In our submission, we support reforms that strengthen the sustainability and integrity of the NDIS. This includes improving safeguards, addressing fraud and making sure funding is used effectively.
At the same time, we are calling for a careful, evidence-informed approach to change so people are not put at risk.
As a provider supporting people with complex and lifelong disability, we see every day how the right supports keep people safe, connected and living well. Our submission highlights serious concerns about proposed reductions to funding for Social, Civic and Community Participation supports.
We want to be clear. These supports are not optional extras. For many people, they are essential.
Community participation supports help people build relationships, develop skills, maintain their health and feel part of their community. For people living in Supported Independent Living, they also play a critical role in maintaining safety, stability and emotional wellbeing.
When these supports are reduced, the impact can be immediate. People may become more isolated, less visible in their communities and more reliant on a smaller circle of paid support. This increases the risk that distress, deterioration or unsafe situations go unnoticed until they reach crisis point.

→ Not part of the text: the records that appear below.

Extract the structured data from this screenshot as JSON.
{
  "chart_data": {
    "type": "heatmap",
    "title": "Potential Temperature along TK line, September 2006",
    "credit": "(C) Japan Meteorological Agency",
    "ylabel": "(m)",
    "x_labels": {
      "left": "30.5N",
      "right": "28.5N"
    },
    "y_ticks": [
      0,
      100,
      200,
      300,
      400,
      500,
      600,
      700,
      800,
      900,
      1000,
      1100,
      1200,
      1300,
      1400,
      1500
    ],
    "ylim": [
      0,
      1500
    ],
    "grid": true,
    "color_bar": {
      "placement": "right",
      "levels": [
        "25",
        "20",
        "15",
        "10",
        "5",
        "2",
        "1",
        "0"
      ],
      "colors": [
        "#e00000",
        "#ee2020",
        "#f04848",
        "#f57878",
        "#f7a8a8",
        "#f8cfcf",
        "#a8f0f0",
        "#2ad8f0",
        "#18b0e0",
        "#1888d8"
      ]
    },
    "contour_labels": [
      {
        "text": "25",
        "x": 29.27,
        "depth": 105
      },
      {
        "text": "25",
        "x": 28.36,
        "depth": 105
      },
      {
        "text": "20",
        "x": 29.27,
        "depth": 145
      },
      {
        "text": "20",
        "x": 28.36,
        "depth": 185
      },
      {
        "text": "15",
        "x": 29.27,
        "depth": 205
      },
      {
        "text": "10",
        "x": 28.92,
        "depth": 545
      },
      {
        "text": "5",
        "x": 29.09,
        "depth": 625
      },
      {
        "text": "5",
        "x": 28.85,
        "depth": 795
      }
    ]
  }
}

Our submission also highlights the broader system impacts. Reducing preventative supports does not remove cost. Instead, it often shifts it elsewhere, into crisis responses, hospital admissions and more intensive supports. This creates what we describe as a false economy, where both human outcomes and overall system costs are worsened.
We are also concerned about the impact on provider sustainability. Specialist providers supporting people with the most complex needs are already under significant pressure. Further funding reductions risk destabilising services and reducing choice, a key premise of the NDIS, for people.
Based on this experience, our submission makes a number of recommendations. These include:
- maintaining choice and control through individualised assessment
- ensuring funding decisions are based on functional need, not broad cuts
- protecting people with high and complex support needs from blanket reductions
- strengthening fairness, transparency and access to review
- involving people with disability, families and providers in genuine co-design
- assessing the real-world impacts of reforms before they are implemented
At the heart of our submission are a range of practice examples that show what these changes look like in real life. They highlight the risk of increased distress, reduced independence and avoidable crisis when supports are taken away.
We support a sustainable NDIS. But sustainability cannot come at the cost of people’s safety, wellbeing or human rights.
We are calling on the Australian Government to ensure reforms are grounded in the lived reality of how support works, and to protect the supports that help people live full and connected lives.